That was in February. April found her still lying there, just breathing, no more. The doctor gave a little hope, now; she might slip away any time, he said, but still it had lasted so long, there must be a reserve of strength; it was possible that she might come through it.

One bright warm April day we had opened the windows, and the air came in sweet and fresh, and the robins were singing loud and merry in the budding apple-trees.

Suddenly from the road outside came a child’s laugh; sweet and clear it rang out like a silver bell, and at the sound the ivory figure in the bed moved. A slight shiver rippled through it from head to foot. The eyes opened and looked at us, clear and calm.

Dear Anne Peace knelt down beside the bed and took the slender transparent hands in hers, the tears running down her face. “Grandmother,” she said, “you are going to get well now—for the children! Spring has come, Grandmother dear, and the children need you!”

She did get well.

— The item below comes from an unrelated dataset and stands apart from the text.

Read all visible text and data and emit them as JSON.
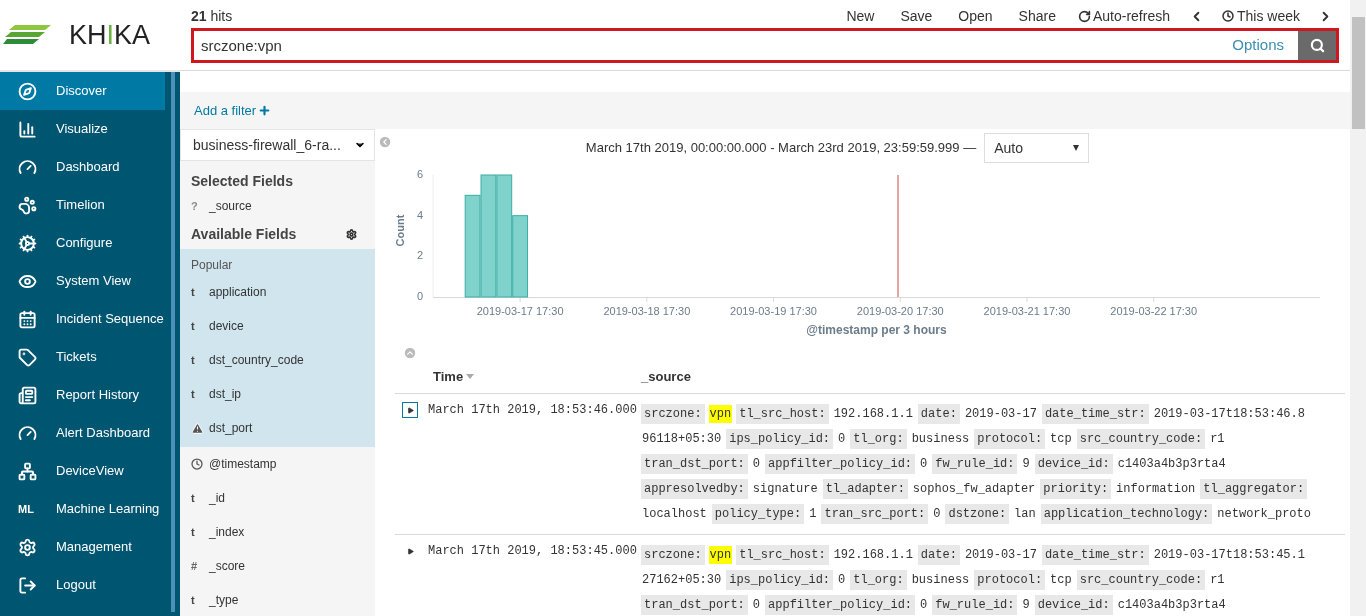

Slowly but surely life and strength returned; by June she was in the garden again with the children around her. Not the same, not the light-foot girl who frolicked and ran with the other children, but as you all remember her; serene, clear-eyed, cheerful, full of wisdom, grace, tenderness. Grandmother! who in this village does not remember her? To you young people she seemed an old woman, with her snow-white hair and ivory face, drawn into deep patient lines. She was not fifty when she died.

During the twenty years she had yet to live, what a benediction her days were to old and young!

People came to her with their joys and their sorrows. Strangers came, from outlying places, and brought their troubles to her; they had heard, no one knows how, that she had power and wisdom beyond that of other women. I met one of these strangers once. I was going in to see Grandmother, and I met a lady coming away; a handsome lady, richly dressed. She had been weeping, but her face was full of light.

She looked at me. “Young woman,” she said, “do you live near here?”

“Yes, madam,” I said; “close by, in that brown cottage.”